The Chicago-based company became bankrupt during the financial crisis as a result of billionaire investor Sam Zell’s ill-timed leveraged buyout in 2007—before the financial crisis and a decline in newspaper advertising—that left the firm burdened with more than $11 billion in debt just as the financial crisis was escalating.

“Tribune emerges from the bankruptcy process as a multi-media company with a great mix of profitable assets, strong brands in major markets and a much-improved capital structure,” said Eddy Hartenstein, Tribune’s chief executive officer, in a statement.

Tribune also closed a $300 million revolving credit line and a $1.1 billion term loan as part of its bankruptcy exit.

Selling Off Newspapers
In the process of its bankruptcy proceedings, Tribune has installed a new board with several television executives, including former Fox Broadcasting Co. Chairman Peter Liguori. Liguori is also likely to become Tribune’s new chief executive.

Tribune will begin a process to sell off most of its newspaper holdings—its former bread-and-butter business which propelled the company to prosperity—including the LA Times, the Chicago Tribune, and the Orlando Sentinel.

While readership and advertising revenues have fallen across the board in the print newspaper industry, Tribune’s paper assets are still profitable, despite lower consumption and smaller footprints, and could garner millions at an auction.

Likely buyers could include News Corporation, run by Rupert Murdoch, or Warren Buffett’s holding company. According to Reuters, Aaron Kushner—who runs the Orange County Register—and Doug Manchester—who runs the San Diego Union-Tribune—are likely interested in purchasing some of Tribune’s properties. The LA Times also reported that a local politician and former venture capitalist, Austin Beutner, will be interested in pursuing the LA Times.

Bet on Television
Tribune will focus its energies on growing its television business. Last year, its broadcast business generated $1.1 billion in revenues.

The company has 23 local TV stations in 19 cities, as well as a national network that feeds content.
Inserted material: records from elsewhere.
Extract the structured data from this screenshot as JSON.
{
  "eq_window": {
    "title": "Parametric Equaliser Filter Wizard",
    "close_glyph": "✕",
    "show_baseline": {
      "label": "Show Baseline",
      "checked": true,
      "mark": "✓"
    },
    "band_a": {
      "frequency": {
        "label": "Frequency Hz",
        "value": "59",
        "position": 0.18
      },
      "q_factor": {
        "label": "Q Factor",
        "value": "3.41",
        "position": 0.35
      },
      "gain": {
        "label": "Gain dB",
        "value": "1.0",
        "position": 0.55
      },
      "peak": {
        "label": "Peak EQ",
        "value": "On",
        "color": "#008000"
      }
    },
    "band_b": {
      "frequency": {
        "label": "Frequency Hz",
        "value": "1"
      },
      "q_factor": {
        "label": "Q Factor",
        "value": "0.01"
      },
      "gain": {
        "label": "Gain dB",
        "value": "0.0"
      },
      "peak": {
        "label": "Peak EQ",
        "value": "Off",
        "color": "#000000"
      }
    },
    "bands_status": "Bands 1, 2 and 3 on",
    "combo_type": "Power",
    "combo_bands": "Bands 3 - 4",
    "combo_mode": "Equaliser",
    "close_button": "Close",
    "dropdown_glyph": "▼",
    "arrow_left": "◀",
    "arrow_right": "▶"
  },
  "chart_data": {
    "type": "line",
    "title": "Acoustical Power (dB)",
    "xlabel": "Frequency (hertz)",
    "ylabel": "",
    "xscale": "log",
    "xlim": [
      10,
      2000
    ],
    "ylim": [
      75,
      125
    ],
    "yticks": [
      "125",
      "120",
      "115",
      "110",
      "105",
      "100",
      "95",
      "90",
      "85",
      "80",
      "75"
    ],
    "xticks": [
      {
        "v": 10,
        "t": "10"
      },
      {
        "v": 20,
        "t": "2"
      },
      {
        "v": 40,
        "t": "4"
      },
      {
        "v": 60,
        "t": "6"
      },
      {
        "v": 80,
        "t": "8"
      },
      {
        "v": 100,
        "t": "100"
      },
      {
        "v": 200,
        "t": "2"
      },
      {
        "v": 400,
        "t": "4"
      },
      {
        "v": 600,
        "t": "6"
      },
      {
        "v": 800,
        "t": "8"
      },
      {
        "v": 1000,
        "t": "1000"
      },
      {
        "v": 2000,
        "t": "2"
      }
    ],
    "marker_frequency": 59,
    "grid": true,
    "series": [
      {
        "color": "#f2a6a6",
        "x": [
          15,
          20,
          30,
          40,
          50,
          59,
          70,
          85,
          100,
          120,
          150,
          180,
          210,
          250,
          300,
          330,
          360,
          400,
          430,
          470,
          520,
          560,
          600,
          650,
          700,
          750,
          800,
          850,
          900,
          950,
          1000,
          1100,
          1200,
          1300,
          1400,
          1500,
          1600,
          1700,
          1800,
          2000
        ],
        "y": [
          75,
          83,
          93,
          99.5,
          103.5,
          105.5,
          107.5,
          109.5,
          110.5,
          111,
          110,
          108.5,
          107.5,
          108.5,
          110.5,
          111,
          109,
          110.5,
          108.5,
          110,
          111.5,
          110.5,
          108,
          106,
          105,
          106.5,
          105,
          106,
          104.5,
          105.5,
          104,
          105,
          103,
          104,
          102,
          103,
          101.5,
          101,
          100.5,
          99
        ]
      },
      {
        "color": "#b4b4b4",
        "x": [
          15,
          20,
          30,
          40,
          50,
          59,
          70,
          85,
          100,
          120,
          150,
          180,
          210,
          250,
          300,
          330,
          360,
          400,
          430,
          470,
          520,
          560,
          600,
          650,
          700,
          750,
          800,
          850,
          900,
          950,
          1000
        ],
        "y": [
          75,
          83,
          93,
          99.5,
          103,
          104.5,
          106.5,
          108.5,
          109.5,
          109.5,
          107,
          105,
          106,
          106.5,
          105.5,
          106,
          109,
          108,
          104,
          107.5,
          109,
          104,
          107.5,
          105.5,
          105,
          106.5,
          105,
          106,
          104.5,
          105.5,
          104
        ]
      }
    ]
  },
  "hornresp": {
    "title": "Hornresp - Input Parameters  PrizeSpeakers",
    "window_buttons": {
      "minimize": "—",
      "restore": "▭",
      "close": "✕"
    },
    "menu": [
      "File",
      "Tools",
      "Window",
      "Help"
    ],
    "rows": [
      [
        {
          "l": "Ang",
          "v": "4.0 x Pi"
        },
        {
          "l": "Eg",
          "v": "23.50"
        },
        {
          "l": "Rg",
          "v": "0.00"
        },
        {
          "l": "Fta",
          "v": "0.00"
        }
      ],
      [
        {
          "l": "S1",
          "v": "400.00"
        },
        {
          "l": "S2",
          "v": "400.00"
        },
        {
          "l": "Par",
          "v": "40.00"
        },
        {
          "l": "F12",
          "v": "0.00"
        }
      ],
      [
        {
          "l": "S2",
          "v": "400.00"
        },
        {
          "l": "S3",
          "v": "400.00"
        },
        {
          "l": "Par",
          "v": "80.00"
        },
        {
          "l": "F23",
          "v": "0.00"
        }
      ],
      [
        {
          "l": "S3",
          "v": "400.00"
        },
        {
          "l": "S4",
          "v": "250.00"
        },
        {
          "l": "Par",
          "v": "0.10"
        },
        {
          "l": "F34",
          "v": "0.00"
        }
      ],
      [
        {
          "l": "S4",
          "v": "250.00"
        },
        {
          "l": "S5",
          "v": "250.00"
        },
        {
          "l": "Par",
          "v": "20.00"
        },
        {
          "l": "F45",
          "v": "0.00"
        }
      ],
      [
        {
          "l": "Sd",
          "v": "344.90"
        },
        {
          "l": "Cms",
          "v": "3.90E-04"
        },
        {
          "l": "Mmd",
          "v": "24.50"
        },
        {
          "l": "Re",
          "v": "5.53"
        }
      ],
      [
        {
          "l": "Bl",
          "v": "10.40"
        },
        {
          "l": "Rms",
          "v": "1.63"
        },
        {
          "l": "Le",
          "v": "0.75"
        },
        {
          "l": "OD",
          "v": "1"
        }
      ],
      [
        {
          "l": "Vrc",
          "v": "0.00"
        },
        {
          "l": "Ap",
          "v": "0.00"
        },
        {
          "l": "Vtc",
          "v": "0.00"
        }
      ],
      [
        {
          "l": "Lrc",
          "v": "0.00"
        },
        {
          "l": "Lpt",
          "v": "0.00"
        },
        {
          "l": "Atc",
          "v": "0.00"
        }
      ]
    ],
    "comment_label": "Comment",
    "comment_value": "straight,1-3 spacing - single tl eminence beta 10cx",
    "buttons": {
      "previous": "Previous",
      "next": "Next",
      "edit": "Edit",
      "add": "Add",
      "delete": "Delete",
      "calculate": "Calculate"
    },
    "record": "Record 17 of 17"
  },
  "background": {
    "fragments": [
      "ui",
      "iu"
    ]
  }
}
Its station properties include KTLA in Los Angeles, WGN-TV in Chicago, and WPIX in New York. WGN America is a Chicago-based national network that has the potential to add millions of subscribers, especially considering its popular broadcasts of Chicago Cubs baseball and Chicago Bull basketball games.

Hedge fund Oaktree Capital Management is the biggest shareholder in Tribune, with a 23 percent stake. Angelo, Gordon, & Co. and J.P. Morgan each hold a 9 percent stake.